我在lucene中编写了一个代码,它首先索引xml文档,并查找索引中唯一术语的数量。
假设有n个(没有)独特术语。
我想生成一个维度为nXn的矩阵,其中
m[i][j] = (co_occurrence value of terms (i, j))/ (occurrence value of term i)
术语共同发生(i,j)=否。第i个术语和第j个术语的文件,都在发生 术语j的出现是否定的。发生术语j的文件。

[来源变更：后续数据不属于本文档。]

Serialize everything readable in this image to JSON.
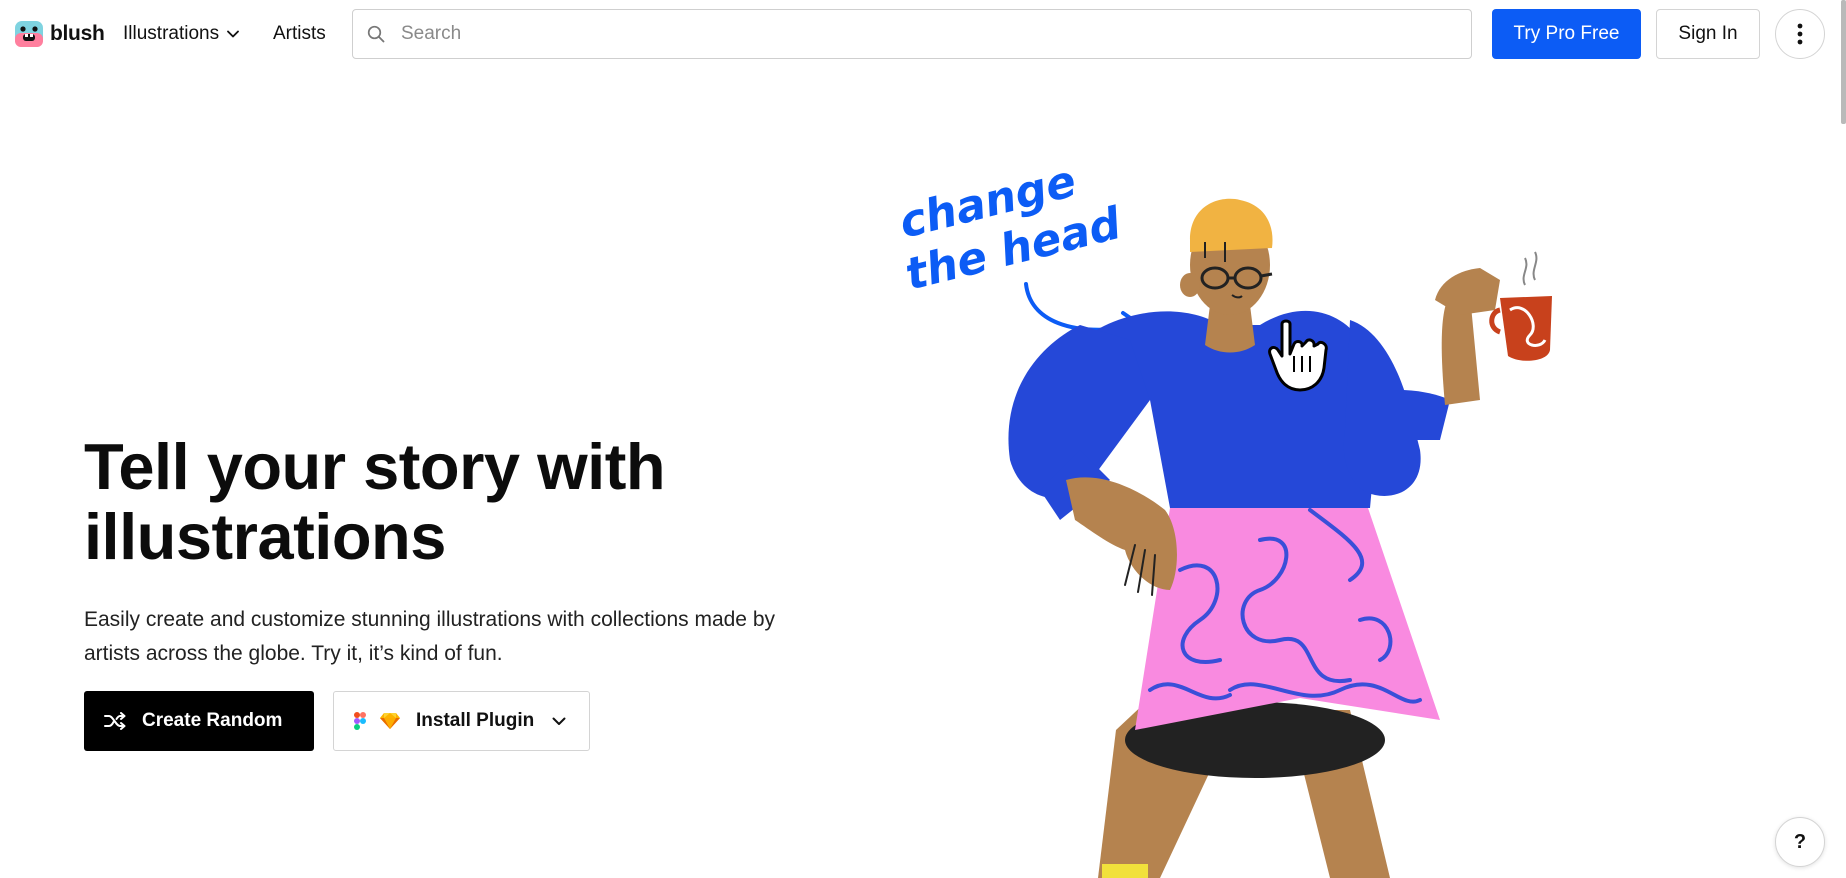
{
  "header": {
    "logo_text": "blush",
    "nav": {
      "illustrations_label": "Illustrations",
      "artists_label": "Artists"
    },
    "search": {
      "placeholder": "Search",
      "value": ""
    },
    "try_pro_label": "Try Pro Free",
    "sign_in_label": "Sign In"
  },
  "hero": {
    "title": "Tell your story with illustrations",
    "description": "Easily create and customize stunning illustrations with collections made by artists across the globe. Try it, it’s kind of fun.",
    "create_random_label": "Create Random",
    "install_plugin_label": "Install Plugin",
    "handwritten_line1": "change",
    "handwritten_line2": "the head"
  },
  "help_label": "?",
  "colors": {
    "primary_blue": "#0c5cf5",
    "black_button": "#000000",
    "sweater_blue": "#2548d8",
    "skirt_pink": "#f98ae0",
    "skin": "#b5834f",
    "hat_yellow": "#f1b342",
    "mug_red": "#c8411c"
  },
  "icons": {
    "logo": "blush-face-icon",
    "search": "search-icon",
    "more": "vertical-dots-icon",
    "shuffle": "shuffle-icon",
    "figma": "figma-icon",
    "sketch": "sketch-icon",
    "cursor": "hand-pointer-icon"
  }
}
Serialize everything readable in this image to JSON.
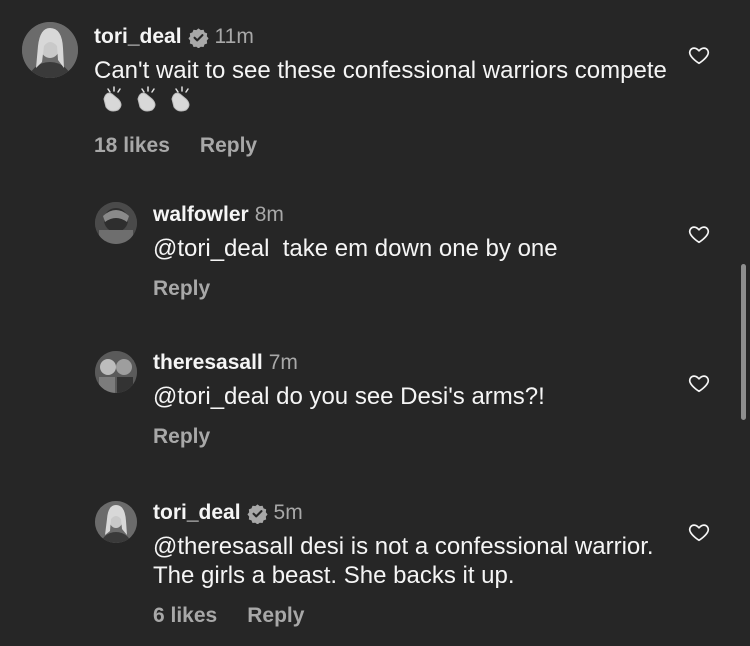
{
  "comments": [
    {
      "username": "tori_deal",
      "verified": true,
      "time": "11m",
      "text": "Can't wait to see these confessional warriors compete",
      "emoji": "clapping-hands",
      "likes": "18 likes",
      "reply": "Reply"
    },
    {
      "username": "walfowler",
      "verified": false,
      "time": "8m",
      "text": "@tori_deal  take em down one by one",
      "reply": "Reply"
    },
    {
      "username": "theresasall",
      "verified": false,
      "time": "7m",
      "text": "@tori_deal do you see Desi's arms?!",
      "reply": "Reply"
    },
    {
      "username": "tori_deal",
      "verified": true,
      "time": "5m",
      "text": "@theresasall desi is not a confessional warrior. The girls a beast. She backs it up.",
      "likes": "6 likes",
      "reply": "Reply"
    }
  ],
  "icons": {
    "like": "heart-outline-icon",
    "verified": "verified-badge-icon"
  },
  "colors": {
    "background": "#262626",
    "text": "#f5f5f5",
    "secondary": "#a8a8a8"
  }
}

我的代码工作正常。但它效率不高。对于大号没有。文件,没有。条款超过2000,超过10分钟。
这是我找到co_occurence的代码 -
int cooccurrence(IndexReader reader, String term_one, String term_two) throws IOException {
int common_doc_no = 0, finaldocno_one = 0, finaldocno_two = 0;
int termdocid_one[] = new int[6000];
int termdocid_two[] = new int[6000];
int first_docids[] = new int[6000];
int second_docids[] = new int[6000];
int k = 0;
for (java.util.Iterator<String> it = reader.getFieldNames(
FieldOption.ALL).iterator(); it.hasNext();) {
String fieldname = (String) it.next();
TermDocs t = reader.termDocs(new Term(fieldname, term_one));
while (t.next()) {
int x = t.doc();
if (termdocid_one[x] != 1) {
finaldocno_one++;
first_docids[k] = x;
k++;
}
termdocid_one[x] = 1;
}
}
/*
* System.out.println("value of finaldoc_one - " + finaldocno_one); for
* (int i = 0; i < finaldocno_one; i++) { System.out.println("" +
* first_docids[i]); }
*/
k = 0;
for (java.util.Iterator<String> it = reader.getFieldNames(
FieldOption.ALL).iterator(); it.hasNext();) {
String fieldname = (String) it.next();
TermDocs t = reader.termDocs(new Term(fieldname, term_two));
while (t.next()) {
int x = t.doc();
if (termdocid_two[x] != 1) {
finaldocno_two++;
second_docids[k] = x;
k++;
}
termdocid_two[x] = 1;
}
}
/*
* System.out.println("value of finaldoc_two - " + finaldocno_two);
*
* for (int i = 0; i < finaldocno_two; i++) { System.out.println("" +
* second_docids[i]); }
*/
int max;
int search = 0;
if (finaldocno_one > finaldocno_two) {
max = finaldocno_one;
search = 1;
} else {
max = finaldocno_two;
search = 2;
}
if (search == 1) {
for (int i = 0; i < max; i++) {
if (termdocid_two[first_docids[i]] == 1)
common_doc_no++;
}
} else if (search == 2) {
for (int i = 0; i < max; i++) {
if (termdocid_one[second_docids[i]] == 1)
common_doc_no++;
}
}
return common_doc_no;
}
知识矩阵计算代码: -
void knowledge_matrix(double matrix[][], IndexReader reader, double avg_matrix[][]) throws IOException {
ArrayList<String> unique_terms_array = new ArrayList<>();
int totallength = unique_term_count(reader, unique_terms_array);
int co_occur_matrix[][] = new int[totallength + 3][totallength + 3];
double rowsum = 0;
for (int i = 1; i <= totallength; i++) {
rowsum = 0;
for (int j = 1; j <= totallength; j++) {
int co_occurence;
int occurence = docno_single_term(reader,
unique_terms_array.get(j - 1));
if (i > j) {
co_occurence = co_occur_matrix[i][j];
} else {
co_occurence = cooccurrence(reader,
unique_terms_array.get(i - 1),
unique_terms_array.get(j - 1));
co_occur_matrix[i][j] = co_occurence;
co_occur_matrix[j][i] = co_occurence;
}
matrix[i][j] = (float) co_occurence / (float) occurence;
rowsum += matrix[i][j];
if (i > 1)
{
avg_matrix[i - 1][j] = matrix[i - 1][j] - matrix[i - 1][0];
}
}
matrix[i][0] = rowsum / totallength;
}
for (int j = 1; j <= totallength; j++) {
avg_matrix[totallength][j] = matrix[totallength][j]
- matrix[totallength][0];
}
}
请有人建议我实施它的任何有效方法。
答案 0 :(得分:0)
我认为你可以将term_one和term_two的查找过程放在一个for循环中。并且您可以使用两个哈希集来保存您找到的docid。然后使用termOneSet.retainAll(termTwoSet)获取同时包含term_one和term_two的文档。